Met het voorziene budget kunnen maximum 5 bijkomende overeenkomsten gesloten worden tussen het RIZIV en de ziekenhuizen in kwestie. Maar het is niet uitgesloten dat er uiteindelijk maar één of twee bijkomende overeenkomsten gesloten zullen worden, meldt het RIZIV. Indien een te hoog aantal bijkomende overeenkomsten gesloten wordt, zouden sommige centra te klein worden, klinkt het.

Hormonale interventies bij minderjarigen zijn controversieel

Van de 1.932 mensen op de wachtlijst van het UZ Gent is vandaag 26,6 procent minderjarig. In andere woorden is een op vier patiënten op de wachtlijsten jonger dan 18.

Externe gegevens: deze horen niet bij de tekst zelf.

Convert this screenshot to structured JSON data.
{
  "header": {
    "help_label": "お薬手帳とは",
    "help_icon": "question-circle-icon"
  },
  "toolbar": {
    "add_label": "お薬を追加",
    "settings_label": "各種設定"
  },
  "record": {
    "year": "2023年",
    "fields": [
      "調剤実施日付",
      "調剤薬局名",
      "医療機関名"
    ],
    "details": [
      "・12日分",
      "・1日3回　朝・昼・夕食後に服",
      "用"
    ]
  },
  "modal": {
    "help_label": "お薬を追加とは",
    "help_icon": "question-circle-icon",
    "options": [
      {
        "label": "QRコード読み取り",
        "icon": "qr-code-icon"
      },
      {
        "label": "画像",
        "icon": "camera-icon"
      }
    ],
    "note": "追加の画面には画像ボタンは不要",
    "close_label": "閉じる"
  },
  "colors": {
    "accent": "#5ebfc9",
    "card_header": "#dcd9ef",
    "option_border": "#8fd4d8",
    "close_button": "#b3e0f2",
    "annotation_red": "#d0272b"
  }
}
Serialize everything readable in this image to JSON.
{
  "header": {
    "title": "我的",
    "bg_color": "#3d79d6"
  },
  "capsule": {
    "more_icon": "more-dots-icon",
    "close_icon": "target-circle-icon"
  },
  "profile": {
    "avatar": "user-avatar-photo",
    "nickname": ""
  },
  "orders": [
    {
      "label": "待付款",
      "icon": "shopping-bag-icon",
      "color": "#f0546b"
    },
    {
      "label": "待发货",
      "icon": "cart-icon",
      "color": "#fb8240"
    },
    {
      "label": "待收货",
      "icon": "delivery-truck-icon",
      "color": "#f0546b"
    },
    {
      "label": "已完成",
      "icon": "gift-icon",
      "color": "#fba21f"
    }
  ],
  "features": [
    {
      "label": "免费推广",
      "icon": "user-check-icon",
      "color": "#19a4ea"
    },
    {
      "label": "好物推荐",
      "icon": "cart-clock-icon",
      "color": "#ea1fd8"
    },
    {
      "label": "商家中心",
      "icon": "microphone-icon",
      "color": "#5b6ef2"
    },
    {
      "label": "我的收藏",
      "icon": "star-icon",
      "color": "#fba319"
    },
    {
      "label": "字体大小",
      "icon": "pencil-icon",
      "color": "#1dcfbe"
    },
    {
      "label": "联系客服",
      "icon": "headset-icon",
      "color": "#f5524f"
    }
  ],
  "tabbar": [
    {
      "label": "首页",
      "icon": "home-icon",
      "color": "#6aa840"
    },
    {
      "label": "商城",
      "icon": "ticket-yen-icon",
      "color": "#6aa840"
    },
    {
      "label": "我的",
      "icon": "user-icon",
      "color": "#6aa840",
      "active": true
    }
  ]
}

In februari belichtte ons reportagemagazine “Pano” de grote stijging bij de aanmeldingen van minderjarigen met genderdysforie in ons land. Zeker bij die groep is er zowel in het binnenland als in het buitenland veel discussie over of een medische behandeling wel de juiste aanpak is. Zeker de inzet van puberteitsremmers en mannelijke en vrouwelijke hormonen bij kinderen met genderdysforie is controversieel.

Puberteitsremmers?

Puberteitsremmers leggen de productie van de geslachtshormonen (testosteron of oestrogeen) stil. Daardoor ontwikkelt een kind géén lichamelijke puberteitskenmerken. Een biologisch meisje krijgt dan geen borsten of bredere heupen en gaat niet menstrueren. Een biologische jongen krijgt geen lagere stem, baardgroei of grotere penis. De remmers worden vaak voorgesteld als een middel dat het kind extra tijd geeft om na te denken over of het echt in transitie wil. Maar in de realiteit gaat bijna elke kind dat met remmers start over tot transitie. 

Critici hebben twijfels bij de veiligheid en de omkeerbaarheid bij dergelijke hormoonbehandelingen. Daarom zijn de afgelopen jaren Europese landen, zoals Finland en Zweden, terughoudender geworden bij de behandeling van minderjarigen. Ook in het Verenigd Koninkrijk is er fel debat.